Just days after taking over the BHS store chain its new owners have enlisted property agents to review options for nearly a third of the chain’s 171 stores, including sale or possible closure.
The future of roughly 50 stores, including those in Bristol, Birmingham, Cardiff, Edinburgh and Manchester, is being weighed up by Retail Acquisitions after the little-known group of investors bought BHS from retail tycoon Sir Philip Green for £1. The company employs 11,000 people in the UK.
Retail Acquisitions said BHS’s outlets in Oxford and Fosse Park, near Leicester, would close in the next few months and this had already been scheduled before it acquired the retail chain. But a spokesman insisted that there were a number of options on the table for other stores including renegotiation of leases or letting out surplus space to other businesses. It has appointed agents Jackson Criss, Charles Palmer Property and Vail Williams to considerthe choices.
The company said in a statement: “Property consultants have been appointed, but this does not mean that any leases that may be under review will be sold, and certainly does not mean that store closure is the only option.”
However it said BHS already had a strategy in place to offload loss-making stores with Green having overseen the closure of outlets in Canterbury, Cardiff, Aylesbury, Bath and Thanet over the last 18 months. Agents told the trade journal Property Week that five stores – Birmingham, Cambridge, Gloucester, Lakeside Thurrock and Meadowhall in Sheffield – were confirmed to be on the market.
Clothing retailers TK Maxx and Primark, which has previously bought a number of BHS outlets, are thought likely to be interested in some stores.
But property sources said Retail Acquisitions would struggle to raise cash from the 50 or so stores under review. This is because many are burdened with rent bills above the current market value, or would involve heavy costs to renovate, due particularly to the likely presence of asbestos in old buildings.
“Some of these leases you couldn’t give away,” one property source said.
Retail Acquisitions is led by former racing driver Dominic Chappell who knows Green from Monaco where his wife Tina, who was the main shareholder in BHS until last week, lives. Chappell, who does not have a background in retail, is a former bankrupt and has been involved in a number of failed businesses including the Island Harbour development in the Isle of Wight.

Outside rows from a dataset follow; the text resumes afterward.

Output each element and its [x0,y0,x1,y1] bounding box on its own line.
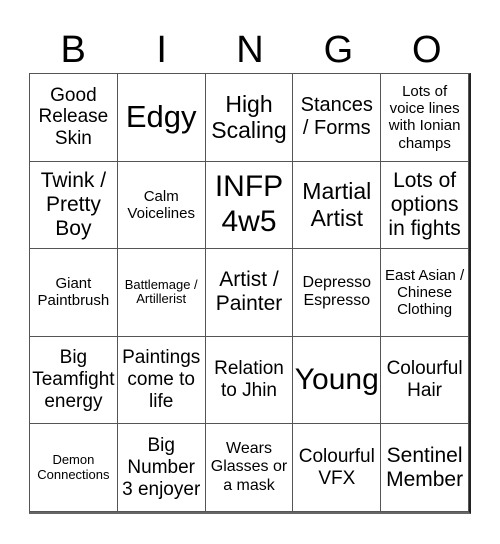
header-letter-n: N [236,29,264,71]
bingo-cell[interactable]: Sentinel Member [381,424,469,512]
bingo-cell[interactable]: Depresso Espresso [293,249,382,337]
bingo-cell[interactable]: Martial Artist [293,161,382,250]
bingo-cell[interactable]: Good Release Skin [30,74,118,162]
header-letter-i: I [156,29,167,71]
bingo-cell[interactable]: Lots of options in fights [381,161,469,250]
bingo-cell[interactable]: East Asian / Chinese Clothing [381,249,469,337]
header-letter-b: B [60,29,86,71]
bingo-cell[interactable]: Colourful VFX [293,424,382,512]
bingo-header: B I N G O [29,28,471,73]
bingo-cell[interactable]: Stances / Forms [293,74,382,162]
bingo-cell[interactable]: Paintings come to life [117,336,206,425]
bingo-cell[interactable]: Young [293,336,382,425]
bingo-grid: Good Release Skin Edgy High Scaling Stan… [29,73,471,514]
bingo-cell[interactable]: Calm Voicelines [117,161,206,250]
bingo-cell[interactable]: Lots of voice lines with Ionian champs [381,74,469,162]
bingo-cell[interactable]: Artist / Painter [205,249,294,337]
bingo-cell[interactable]: Demon Connections [30,424,118,512]
header-letter-o: O [412,29,442,71]
bingo-cell[interactable]: INFP 4w5 [205,161,294,250]
bingo-cell[interactable]: Relation to Jhin [205,336,294,425]
bingo-cell[interactable]: Giant Paintbrush [30,249,118,337]
bingo-cell[interactable]: Big Number 3 enjoyer [117,424,206,512]
bingo-cell[interactable]: Wears Glasses or a mask [205,424,294,512]
bingo-cell[interactable]: High Scaling [205,74,294,162]
header-letter-g: G [323,29,354,71]
bingo-cell[interactable]: Big Teamfight energy [30,336,118,425]
bingo-cell[interactable]: Edgy [117,74,206,162]
bingo-cell[interactable]: Twink / Pretty Boy [30,161,118,250]
bingo-cell[interactable]: Battlemage / Artillerist [117,249,206,337]
bingo-cell[interactable]: Colourful Hair [381,336,469,425]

The group has insisted it has the resources and the right plan to turn around the business, announcing the appointment of Darren Topp, BHS’s chief operating officer, as interim chief executive yesterday.
Topp, who replaces BHS’s former managing director Richard Price, who is leaving to join Tesco, said: “There are clearly some challenges ahead and no magic wand we can wave but we have a clear strategy which is already showing some signs of success with the best sales performance for a decade, and we continue to trade positively.”
However, industry watchers are sceptical about the future of BHS which made a £70m loss in 2013 and is weighed down by a pension deficit of at least £100m. The fund is due for its latest valuation at the end of this month and Chris Martin, chairman to the trustees of the BHS pension fund, told the Guardian that the new figure “is likely to be significantly higher than £100m”. Other pension experts believe the fund could require around £500m in funding to ensure it meets all its liabilities.